Most production storage systems/databases built on top of S3 spend a significant...

jamesblonde · on Nov 28, 2023

We built HopsFS-S3 [0] for exactly this problem, and have running it as part of Hopsworks now for a number of years. It's a network-aware, write-through cache for S3 with a HDFS API. Metadata operations are performed on HopsFS, so you don't have the other problems list max listing operations return 1000 files/dirs.

NVMe is what is changing the equation, not SSD. NVMe disks now have up to 8 GB/s, although the crap in the cloud providers barely goes to 2 GB/s - and only for expensive instances. So, instead of 40X better throughput than S3, we can get like 10X. Right now, these workloads are much better on-premises on the cheapest m.2 NVMe disks ($200 for 4TB with 4 GB/s read/write) backed by a S3 object store like Scality.

[0] https://www.hopsworks.ai/post/faster-than-aws-s3

dekhn · on Nov 28, 2023

the numbers you're giving are throughput (byte/sec) not latency.

The comment you reply to is talking mostly about latency - reporting that S3 object get latencies (time to open the object and return its head) in the single-digits ms, where S3 was 50ms before.

BTW EBS can do 4GB/sec per volume. But you will pay for it.

kernelsanderz · on Nov 29, 2023

Very excited about being able to build scalable vector databases on DiskANN like turbopuffer or lancedb. These changes in latency are game changing. The best server is no server. The capability a low latency vector database application that runs in lambda and S3 and is dirt cheap is pretty amazing.

seasily · on Nov 29, 2023

The clear use case is serverless—without the complications of DynamoDB (expensive, 0.03/GB read), DynamoDB+DAX (VPC complications), or Redis (again, VPC requirements).

This instantly makes a number of applications able to run directly on S3, sans any caching system.
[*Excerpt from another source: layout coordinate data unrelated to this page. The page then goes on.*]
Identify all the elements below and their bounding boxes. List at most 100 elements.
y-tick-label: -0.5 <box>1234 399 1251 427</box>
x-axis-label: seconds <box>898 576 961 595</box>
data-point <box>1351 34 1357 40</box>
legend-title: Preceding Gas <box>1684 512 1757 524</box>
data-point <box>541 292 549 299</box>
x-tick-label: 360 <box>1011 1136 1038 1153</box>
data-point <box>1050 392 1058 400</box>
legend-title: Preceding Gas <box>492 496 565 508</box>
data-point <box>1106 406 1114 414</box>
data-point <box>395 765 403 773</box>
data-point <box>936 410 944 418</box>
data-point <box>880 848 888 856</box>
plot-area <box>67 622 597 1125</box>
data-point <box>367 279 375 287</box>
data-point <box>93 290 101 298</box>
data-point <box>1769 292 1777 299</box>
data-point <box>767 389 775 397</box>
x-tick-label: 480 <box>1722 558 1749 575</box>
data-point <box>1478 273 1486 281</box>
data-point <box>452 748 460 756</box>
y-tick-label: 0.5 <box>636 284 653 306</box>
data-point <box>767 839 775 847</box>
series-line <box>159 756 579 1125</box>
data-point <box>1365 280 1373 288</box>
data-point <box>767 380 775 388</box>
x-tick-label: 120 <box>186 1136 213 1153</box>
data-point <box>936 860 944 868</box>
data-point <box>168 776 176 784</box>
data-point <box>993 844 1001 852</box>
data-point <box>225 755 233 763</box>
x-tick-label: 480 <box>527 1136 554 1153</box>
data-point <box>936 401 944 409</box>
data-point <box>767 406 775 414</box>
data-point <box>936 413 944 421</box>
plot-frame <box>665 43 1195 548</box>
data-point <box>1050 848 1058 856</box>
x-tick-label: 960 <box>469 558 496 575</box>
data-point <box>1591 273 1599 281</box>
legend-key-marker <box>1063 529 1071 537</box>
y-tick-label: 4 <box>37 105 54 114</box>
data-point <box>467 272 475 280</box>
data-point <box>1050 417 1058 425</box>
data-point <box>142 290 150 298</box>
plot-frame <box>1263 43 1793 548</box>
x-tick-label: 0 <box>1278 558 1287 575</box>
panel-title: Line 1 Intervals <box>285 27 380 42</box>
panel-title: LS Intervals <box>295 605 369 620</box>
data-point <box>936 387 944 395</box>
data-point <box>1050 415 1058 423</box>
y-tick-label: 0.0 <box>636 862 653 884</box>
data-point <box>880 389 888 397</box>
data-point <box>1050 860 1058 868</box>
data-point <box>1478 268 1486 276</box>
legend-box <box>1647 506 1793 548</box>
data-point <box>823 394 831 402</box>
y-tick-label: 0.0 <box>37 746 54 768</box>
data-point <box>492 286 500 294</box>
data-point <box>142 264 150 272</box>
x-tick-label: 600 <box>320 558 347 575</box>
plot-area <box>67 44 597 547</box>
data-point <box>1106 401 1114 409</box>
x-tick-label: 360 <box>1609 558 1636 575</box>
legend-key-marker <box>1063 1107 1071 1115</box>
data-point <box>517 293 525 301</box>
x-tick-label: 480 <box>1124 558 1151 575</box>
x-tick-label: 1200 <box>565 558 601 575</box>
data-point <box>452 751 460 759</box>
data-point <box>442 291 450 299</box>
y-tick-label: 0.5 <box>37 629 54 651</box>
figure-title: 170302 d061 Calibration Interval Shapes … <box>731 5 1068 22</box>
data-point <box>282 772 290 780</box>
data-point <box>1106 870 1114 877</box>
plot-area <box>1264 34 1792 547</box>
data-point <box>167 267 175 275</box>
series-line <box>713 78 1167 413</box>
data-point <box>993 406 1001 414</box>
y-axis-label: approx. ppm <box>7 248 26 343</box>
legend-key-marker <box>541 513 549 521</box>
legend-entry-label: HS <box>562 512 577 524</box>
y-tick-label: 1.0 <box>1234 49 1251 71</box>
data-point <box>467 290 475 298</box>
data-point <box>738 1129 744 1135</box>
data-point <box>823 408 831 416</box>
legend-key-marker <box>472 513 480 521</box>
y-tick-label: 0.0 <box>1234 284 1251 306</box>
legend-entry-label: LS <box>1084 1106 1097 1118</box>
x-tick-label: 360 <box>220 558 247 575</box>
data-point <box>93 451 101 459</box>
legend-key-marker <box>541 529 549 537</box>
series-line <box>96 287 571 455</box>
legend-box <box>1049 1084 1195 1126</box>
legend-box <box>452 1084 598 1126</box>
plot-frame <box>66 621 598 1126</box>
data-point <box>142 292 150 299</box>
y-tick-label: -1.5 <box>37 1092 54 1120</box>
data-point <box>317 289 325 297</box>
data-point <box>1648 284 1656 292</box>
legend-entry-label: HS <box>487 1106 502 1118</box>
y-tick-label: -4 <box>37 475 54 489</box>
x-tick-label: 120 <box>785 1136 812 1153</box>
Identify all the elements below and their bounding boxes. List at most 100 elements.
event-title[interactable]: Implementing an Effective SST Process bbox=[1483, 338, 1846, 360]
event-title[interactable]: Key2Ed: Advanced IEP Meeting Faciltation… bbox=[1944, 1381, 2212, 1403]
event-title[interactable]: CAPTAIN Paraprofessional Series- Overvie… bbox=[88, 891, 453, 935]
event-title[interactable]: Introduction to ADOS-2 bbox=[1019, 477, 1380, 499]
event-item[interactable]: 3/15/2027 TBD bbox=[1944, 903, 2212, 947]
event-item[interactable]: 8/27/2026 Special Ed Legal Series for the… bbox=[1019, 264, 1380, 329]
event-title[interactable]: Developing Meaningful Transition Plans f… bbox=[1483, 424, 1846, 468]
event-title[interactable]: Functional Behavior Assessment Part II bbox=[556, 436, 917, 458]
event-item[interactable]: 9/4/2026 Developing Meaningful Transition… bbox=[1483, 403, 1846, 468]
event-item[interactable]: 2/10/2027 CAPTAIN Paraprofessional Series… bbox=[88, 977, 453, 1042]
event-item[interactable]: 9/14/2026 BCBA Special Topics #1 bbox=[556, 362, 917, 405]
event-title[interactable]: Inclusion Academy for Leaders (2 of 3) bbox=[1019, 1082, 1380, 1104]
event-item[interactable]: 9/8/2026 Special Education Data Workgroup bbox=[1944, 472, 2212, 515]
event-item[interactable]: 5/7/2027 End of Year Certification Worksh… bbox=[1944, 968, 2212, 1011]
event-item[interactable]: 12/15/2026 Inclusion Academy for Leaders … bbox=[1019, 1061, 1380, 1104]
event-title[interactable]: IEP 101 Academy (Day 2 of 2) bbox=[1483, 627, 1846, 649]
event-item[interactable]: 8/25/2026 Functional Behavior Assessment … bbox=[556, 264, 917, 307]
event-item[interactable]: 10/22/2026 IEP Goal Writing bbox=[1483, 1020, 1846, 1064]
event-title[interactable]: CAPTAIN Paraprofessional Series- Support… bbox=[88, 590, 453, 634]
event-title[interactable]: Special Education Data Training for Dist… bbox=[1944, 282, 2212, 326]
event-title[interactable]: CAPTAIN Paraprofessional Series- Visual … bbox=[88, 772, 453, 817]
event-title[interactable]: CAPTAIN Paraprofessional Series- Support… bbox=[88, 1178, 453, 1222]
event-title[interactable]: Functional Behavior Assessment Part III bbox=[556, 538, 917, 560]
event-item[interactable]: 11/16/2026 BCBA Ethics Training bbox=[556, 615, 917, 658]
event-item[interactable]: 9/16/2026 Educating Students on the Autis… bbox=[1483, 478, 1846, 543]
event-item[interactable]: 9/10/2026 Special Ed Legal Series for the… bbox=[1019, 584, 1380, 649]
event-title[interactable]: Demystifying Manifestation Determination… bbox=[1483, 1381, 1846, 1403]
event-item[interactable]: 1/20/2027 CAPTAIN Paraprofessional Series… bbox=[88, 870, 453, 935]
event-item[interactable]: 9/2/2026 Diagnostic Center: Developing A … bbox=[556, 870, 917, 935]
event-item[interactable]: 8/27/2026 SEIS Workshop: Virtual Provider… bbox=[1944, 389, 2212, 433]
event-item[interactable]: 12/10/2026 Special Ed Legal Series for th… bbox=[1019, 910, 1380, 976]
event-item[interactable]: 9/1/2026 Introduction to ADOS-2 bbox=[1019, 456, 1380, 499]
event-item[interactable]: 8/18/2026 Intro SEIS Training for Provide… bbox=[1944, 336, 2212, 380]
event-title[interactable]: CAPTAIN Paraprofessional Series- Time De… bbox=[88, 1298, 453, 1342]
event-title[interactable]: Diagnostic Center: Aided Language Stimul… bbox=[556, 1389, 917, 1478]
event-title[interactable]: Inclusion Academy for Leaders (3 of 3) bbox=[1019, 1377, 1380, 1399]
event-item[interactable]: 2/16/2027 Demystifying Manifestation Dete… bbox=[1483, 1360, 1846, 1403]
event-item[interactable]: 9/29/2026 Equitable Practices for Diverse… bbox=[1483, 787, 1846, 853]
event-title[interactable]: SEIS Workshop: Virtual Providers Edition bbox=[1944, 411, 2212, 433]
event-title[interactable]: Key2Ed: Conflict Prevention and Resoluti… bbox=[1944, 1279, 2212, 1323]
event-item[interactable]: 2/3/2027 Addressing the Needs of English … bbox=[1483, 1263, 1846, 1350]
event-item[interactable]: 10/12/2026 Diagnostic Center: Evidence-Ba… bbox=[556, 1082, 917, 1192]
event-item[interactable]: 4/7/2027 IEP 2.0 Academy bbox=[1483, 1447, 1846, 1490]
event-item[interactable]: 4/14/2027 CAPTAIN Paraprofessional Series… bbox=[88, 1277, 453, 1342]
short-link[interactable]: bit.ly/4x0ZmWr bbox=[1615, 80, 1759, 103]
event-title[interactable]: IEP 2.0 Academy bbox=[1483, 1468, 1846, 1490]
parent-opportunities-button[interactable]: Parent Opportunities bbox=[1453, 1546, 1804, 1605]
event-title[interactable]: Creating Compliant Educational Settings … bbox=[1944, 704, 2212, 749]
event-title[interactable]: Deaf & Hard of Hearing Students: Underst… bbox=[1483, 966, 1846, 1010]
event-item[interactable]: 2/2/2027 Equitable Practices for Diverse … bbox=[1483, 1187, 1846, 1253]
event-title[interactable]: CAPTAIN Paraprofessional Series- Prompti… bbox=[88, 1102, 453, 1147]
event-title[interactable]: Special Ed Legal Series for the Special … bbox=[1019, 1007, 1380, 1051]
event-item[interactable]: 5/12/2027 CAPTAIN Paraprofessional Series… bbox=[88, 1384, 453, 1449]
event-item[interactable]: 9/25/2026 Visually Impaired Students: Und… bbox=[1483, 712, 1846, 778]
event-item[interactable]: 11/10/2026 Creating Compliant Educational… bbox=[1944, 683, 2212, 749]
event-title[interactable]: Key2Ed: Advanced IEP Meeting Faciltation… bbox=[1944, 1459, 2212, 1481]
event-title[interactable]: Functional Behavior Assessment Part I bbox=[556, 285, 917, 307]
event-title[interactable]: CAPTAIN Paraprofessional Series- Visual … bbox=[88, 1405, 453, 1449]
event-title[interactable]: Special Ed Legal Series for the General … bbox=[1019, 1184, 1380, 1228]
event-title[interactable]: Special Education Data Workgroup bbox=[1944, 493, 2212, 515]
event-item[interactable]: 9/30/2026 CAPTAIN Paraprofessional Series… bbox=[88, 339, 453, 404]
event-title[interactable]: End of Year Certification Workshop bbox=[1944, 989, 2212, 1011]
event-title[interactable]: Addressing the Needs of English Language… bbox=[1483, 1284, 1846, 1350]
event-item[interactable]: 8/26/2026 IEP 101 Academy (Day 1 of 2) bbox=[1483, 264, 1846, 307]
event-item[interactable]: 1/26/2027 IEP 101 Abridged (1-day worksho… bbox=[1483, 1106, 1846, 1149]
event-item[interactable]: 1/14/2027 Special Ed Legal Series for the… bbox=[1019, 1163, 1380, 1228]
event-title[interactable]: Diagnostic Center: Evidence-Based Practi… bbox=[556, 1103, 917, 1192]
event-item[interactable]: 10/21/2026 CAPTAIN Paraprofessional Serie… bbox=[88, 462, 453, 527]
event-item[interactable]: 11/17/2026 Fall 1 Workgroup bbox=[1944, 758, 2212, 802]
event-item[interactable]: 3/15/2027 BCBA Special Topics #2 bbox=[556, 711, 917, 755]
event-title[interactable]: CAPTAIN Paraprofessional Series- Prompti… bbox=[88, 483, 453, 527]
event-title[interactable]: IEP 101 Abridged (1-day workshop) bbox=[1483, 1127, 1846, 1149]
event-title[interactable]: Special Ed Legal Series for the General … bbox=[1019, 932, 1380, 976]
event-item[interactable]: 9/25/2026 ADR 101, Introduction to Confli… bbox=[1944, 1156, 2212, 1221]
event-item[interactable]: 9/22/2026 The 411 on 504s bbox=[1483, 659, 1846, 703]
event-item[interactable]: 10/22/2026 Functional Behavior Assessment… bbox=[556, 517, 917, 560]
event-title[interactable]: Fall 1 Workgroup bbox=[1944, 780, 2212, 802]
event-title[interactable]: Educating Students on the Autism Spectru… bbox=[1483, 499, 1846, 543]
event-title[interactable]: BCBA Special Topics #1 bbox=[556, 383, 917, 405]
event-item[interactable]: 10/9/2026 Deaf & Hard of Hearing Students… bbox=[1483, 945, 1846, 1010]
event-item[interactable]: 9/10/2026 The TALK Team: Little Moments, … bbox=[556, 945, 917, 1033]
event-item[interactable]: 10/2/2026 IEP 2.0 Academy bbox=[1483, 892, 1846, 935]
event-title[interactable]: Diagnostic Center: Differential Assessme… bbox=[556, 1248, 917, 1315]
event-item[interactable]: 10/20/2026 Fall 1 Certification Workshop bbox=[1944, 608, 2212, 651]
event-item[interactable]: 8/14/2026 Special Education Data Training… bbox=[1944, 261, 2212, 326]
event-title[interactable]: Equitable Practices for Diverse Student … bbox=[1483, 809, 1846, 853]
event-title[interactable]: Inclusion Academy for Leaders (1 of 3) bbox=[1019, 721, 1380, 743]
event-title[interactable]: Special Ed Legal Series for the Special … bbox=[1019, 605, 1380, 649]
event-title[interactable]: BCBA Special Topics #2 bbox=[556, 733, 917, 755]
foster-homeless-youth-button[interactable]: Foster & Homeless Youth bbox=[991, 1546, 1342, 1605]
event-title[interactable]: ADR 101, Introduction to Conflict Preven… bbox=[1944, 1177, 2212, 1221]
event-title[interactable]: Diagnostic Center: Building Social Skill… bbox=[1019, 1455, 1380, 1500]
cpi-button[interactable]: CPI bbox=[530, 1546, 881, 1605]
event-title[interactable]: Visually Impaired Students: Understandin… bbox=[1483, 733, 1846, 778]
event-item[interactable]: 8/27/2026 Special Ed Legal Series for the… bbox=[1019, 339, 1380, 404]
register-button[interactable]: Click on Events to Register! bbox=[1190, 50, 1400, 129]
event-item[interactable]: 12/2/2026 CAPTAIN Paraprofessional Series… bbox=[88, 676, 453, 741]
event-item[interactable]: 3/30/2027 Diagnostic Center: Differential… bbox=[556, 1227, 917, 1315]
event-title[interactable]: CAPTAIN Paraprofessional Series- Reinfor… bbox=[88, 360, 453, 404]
__turbobrew__ · on Nov 29, 2023

Similar to vector databases this could be really useful for hosting cloud optimized geotiffs for mapping purposes. At a previous job we were able to do on the fly tiling in about 100ms but with this new storage class you could probably make something that could tile just as fast or even faster than arcgis with all of its proprietary optimizations and goop.

Take it a step further, gdal supports s3 raster data sources out of the box for a while now. Any gdal powered system may be able to operate on s3 files as if they are local.